"Sure. Terrific. Brilliant. Good plan. In fact, super plan. It's sunny today isn't it, boy, is it me or is it just hot in here or what? Have you done something with your hair?"
All I had said to my sweaty friend whose pupils had shrunk to the size of pinheads was that I was thirsty and wouldn't mind a drink. Before I could reply he continued.
"Actually that reminds me of a giant tortoise I saw at a zoo once that they had to keep moist all of the time with giant hoses. What a thirsty bugger, eh? Greedy sod. You have ever eaten turtle?"
Then it dawned on me - he'd had his first coffee for the day only moments ago. That wily grin, that stammered delivery, that cold sweat.
It's the feeling that constitutes the happiest moment of many an office worker's day. The caffeine buzz when the world is an oyster ready to be shucked and served with lemon, when even the most mundane task can be tackled with a sense of purpose and even optimism.
It's also a feeling that happens once a day and no matter how many more cups of Joe you hurl down your throat, that initial bliss can never be replicated. Every attempt to do so just heightens the jittery physical effects, but the sense of wonderment, like you were seeing all creation through the eyes of Willy Wonka, is replaced by anxiety. Still, that doesn't stop many of my colleagues from seeking a third or eighth daily dose of brown liquid batteries.

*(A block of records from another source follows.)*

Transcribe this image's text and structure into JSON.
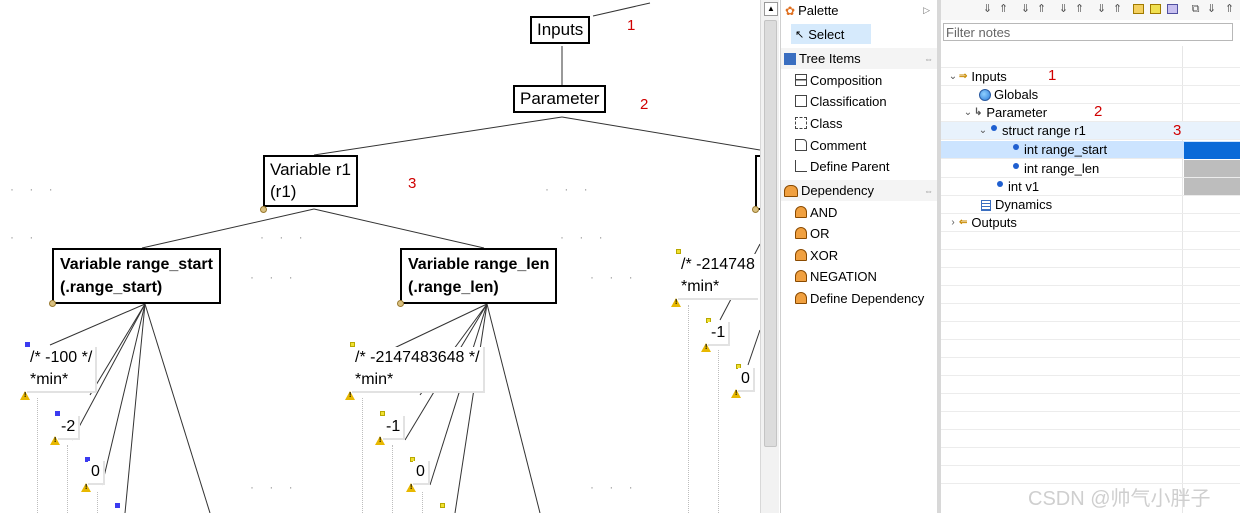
{
  "canvas": {
    "nodes": {
      "inputs": "Inputs",
      "parameter": "Parameter",
      "variable_r1_line1": "Variable r1",
      "variable_r1_line2": "(r1)",
      "range_start_line1": "Variable range_start",
      "range_start_line2": "(.range_start)",
      "range_len_line1": "Variable range_len",
      "range_len_line2": "(.range_len)"
    },
    "annotations": {
      "n1": "1",
      "n2": "2",
      "n3": "3"
    },
    "values": {
      "start_min_line1": "/* -100 */",
      "start_min_line2": "*min*",
      "start_v1": "-2",
      "start_v2": "0",
      "len_min_line1": "/* -2147483648 */",
      "len_min_line2": "*min*",
      "len_v1": "-1",
      "len_v2": "0",
      "v1_min_line1": "/* -214748",
      "v1_min_line2": "*min*",
      "v1_v1": "-1",
      "v1_v2": "0"
    }
  },
  "palette": {
    "title": "Palette",
    "select": "Select",
    "tree_items": {
      "header": "Tree Items",
      "items": [
        "Composition",
        "Classification",
        "Class",
        "Comment",
        "Define Parent"
      ]
    },
    "dependency": {
      "header": "Dependency",
      "items": [
        "AND",
        "OR",
        "XOR",
        "NEGATION",
        "Define Dependency"
      ]
    }
  },
  "notes": {
    "filter_placeholder": "Filter notes",
    "tree": {
      "inputs": "Inputs",
      "globals": "Globals",
      "parameter": "Parameter",
      "struct": "struct range r1",
      "range_start": "int range_start",
      "range_len": "int range_len",
      "v1": "int v1",
      "dynamics": "Dynamics",
      "outputs": "Outputs"
    },
    "annotations": {
      "n1": "1",
      "n2": "2",
      "n3": "3"
    },
    "colors": {
      "selected_cell": "#0a6ad8",
      "gray_cell": "#bdbdbd",
      "annotation_red": "#d00000"
    }
  },
  "watermark": "CSDN @帅气小胖子"
}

According to one website, the discovery of coffee's ants-in-the-pants goodness was made by an Ethiopian pastoralist who noticed that his sheep became unusually perky after they munched on a reddish berry-looking bean.
A while later, Christians reportedly had their knickers in a knot about the stuff (coffee imbibers were suspiciously cheery and thus had to be devil-worshippers). So Pope Vincent III sipped on a brew and, in a rare show of Vatican humor, baptized coffee, thus giving his flock one less thing to feel guilty about.
Elsewhere, in an early shot in the arm for women's lib, Turkish law decreed in the late 17th century that failing to provide a daily serve of coffee was grounds for a wife to divorce her husband.
I budget for at least one cup of decent coffee per day. And this comes from someone whose concept of fiscal responsibility is at best, infantile. I would have earnestly answered "yes" as a child when my mother would repeatedly ask: "do you think money grows on trees".
And coffee isn't cheap in China, not the good stuff, but just for that momentary glance through rose-colored glasses I would happily dance naked on sidewalks for the amusement and loose change of passers-by.
Yet there is that comedown, the moment when the buzz wares off, you realize what seemed like a higher form of communication is just another boring conversation.
This brings me back to the anecdote at the beginning of the story.
"So you were saying something about tortoises?" I asked my friend.
"Yeah whatever dude, can't stand 'em. Anyway, you wanna get a beer?"
Which brings us to stage two in the pursuit of happiness.